Given his expertise in civil and structural engineering, Professor Choudhury made a substantial impact outside academia.  He served as the Team Leader for the Multipurpose Cyclone Shelter Program, which prepared the Master Plan for Cyclone Shelters in Bangladesh. He advised the Government of Bangladesh, World Bank, Asian Development Bank and OECF, Japan, as part of a panel of experts for the Bangabandhu Bridge. He was head of the International Panel of Experts for Padma Bridge at the time of his death.

Outside academia, his active participation in numerous professional organizations reflected his wide-ranging interests and contributions to practical issues of engineering and development. He was elected a Fellow of Institution of Civil Engineers (UK) and a Chartered Engineer (UK). He was elected Fellow of the Bangladesh Academy of Sciences (1999) and was the founding President of Bangladesh Earthquake Society. He served as the Chair of the Board of Accreditation for Engineering and Technical Education (BAETE), Bangladesh. In April 1996, he joined the Caretaker Government as an Adviser in charge of the Ministry of Energy and Mineral Resources and the Ministry of Water Resources.

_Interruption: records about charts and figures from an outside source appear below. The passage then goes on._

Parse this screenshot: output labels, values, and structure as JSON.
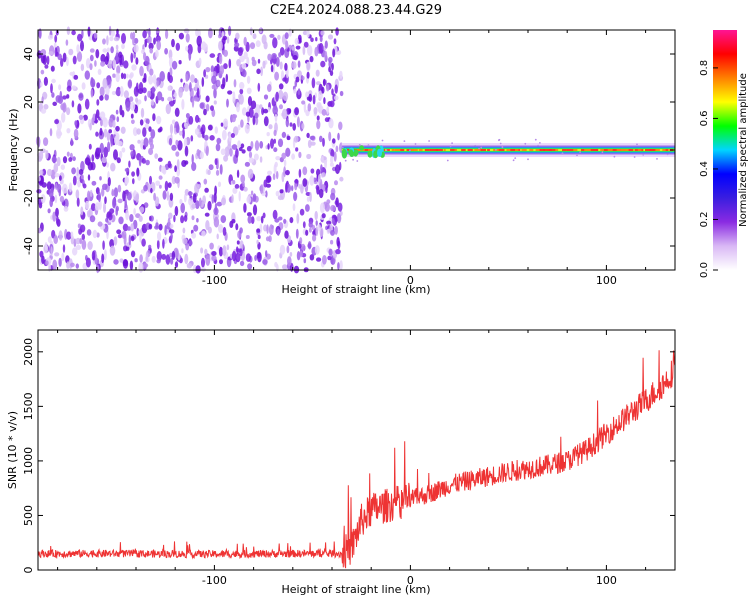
{
  "title": "C2E4.2024.088.23.44.G29",
  "colors": {
    "snr_line": "#ee3333",
    "scatter": "#8a2be2",
    "colormap": [
      "#ffffff",
      "#d9b8f5",
      "#8a2be2",
      "#3a1ee0",
      "#0000ff",
      "#00d5ff",
      "#00ff00",
      "#ffff00",
      "#ff8000",
      "#ff0000",
      "#ff1493"
    ]
  },
  "chart_data": [
    {
      "type": "heatmap",
      "name": "spectrogram",
      "xlabel": "Height of straight line (km)",
      "ylabel": "Frequency (Hz)",
      "xlim": [
        -190,
        135
      ],
      "ylim": [
        -50,
        50
      ],
      "xticks": [
        -100,
        0,
        100
      ],
      "yticks": [
        -40,
        -20,
        0,
        20,
        40
      ],
      "noise_region_x": [
        -190,
        -35
      ],
      "signal_region_x": [
        -35,
        135
      ],
      "signal_frequency_hz": 0,
      "colorbar": {
        "label": "Normalized spectral amplitude",
        "range": [
          0.0,
          0.95
        ],
        "ticks": [
          0.0,
          0.2,
          0.4,
          0.6,
          0.8
        ]
      }
    },
    {
      "type": "line",
      "name": "snr",
      "xlabel": "Height of straight line (km)",
      "ylabel": "SNR (10 * v/v)",
      "xlim": [
        -190,
        135
      ],
      "ylim": [
        0,
        2200
      ],
      "xticks": [
        -100,
        0,
        100
      ],
      "yticks": [
        0,
        500,
        1000,
        1500,
        2000
      ],
      "series": [
        {
          "x": [
            -190,
            -150,
            -100,
            -60,
            -35,
            -30,
            -25,
            -20,
            -10,
            0,
            10,
            20,
            30,
            40,
            50,
            60,
            70,
            80,
            90,
            100,
            110,
            120,
            130,
            135
          ],
          "y": [
            150,
            150,
            145,
            150,
            150,
            200,
            450,
            550,
            600,
            650,
            700,
            780,
            820,
            860,
            900,
            930,
            960,
            1000,
            1100,
            1250,
            1400,
            1550,
            1720,
            1850
          ]
        }
      ]
    }
  ]
}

He was among the founders of Bangladesh Poribesh Andolon (BAPA), the largest civil society movement in Bangladesh for protection of environment, and was its first President during 2001-2005, reflecting his strong commitment to protecting environment even as Bangladesh moves to becoming a middle-income economy.

Professor Choudhury received numerous awards, including the SEED Award (Science, Education and Economic Development) from Rotary Club Foundation; IEB Gold Medal (Institute of Engineers, Bangladesh), among others. In 2017, the Government of Bangladesh awarded Professor Choudhury with one of the nation’s highest civilian awards, the Ekushey Padak, for his distinguished contributions to the arena of science and technology. The title of National Professor of Bangladesh was bestowed on him in 2018. 

In 2017, Bangladesh Development Initiative (BDI) recognized his extensive contributions to the society with the BDI Lifetime Achievement Award.  This was only the third such award given by BDI.  Even though he was unable to attend the BDI International Conference at Yale University to accept the award, he addressed the participants through a recorded video lecture. Later, he became an honorary life member of the organization. Sir Fazle Abed sent the following message for the occasion (March 2019), “'I am delighted to learn that Prof. Jamilur Reza Choudhury is being honored with the BDI Lifetime Achievement Award. He is Bangladesh's most celebrated engineer and has served his country with great distinction in academia and as a cabinet member for the country's caretaker government. We take great pride in his achievements.”

Professor Choudhury is survived by his wife Selina Choudhury (a biophysicist) and two children. Mrs. Choudhury worked closely with him supporting his wide interests and professional endeavors. Their daughter Charishma Choudhury is an Associate Professor at the Institute for Transport Studies and School of Civil Engineering at the University of Leeds where she leads the Choice Modelling Research Group. She received her PhD from MIT in Civil Engineering and is a BUET graduate. Their son Kaashif Reza Choudhury, an electrical engineer serves as Director, Research and Development at Track Innovative Technologies Ltd. in Dhaka, Bangladesh. Kaashif received his BS (Wilkes University) and MS (Virginia Tech) in Electrical Engineering.

Very few citizens of Bangladesh have made an impact on higher education, civil society, environment, and development of Bangladesh as did Professor Choudhury. Even fewer had the kind of gentle nature and decency for which he was known and beloved. As an educator and mentor, he enjoyed the love and respect of legions of former students, many of whom are in important leadership positions in Bangladesh and across the globe. They and the entire nation will miss him dearly.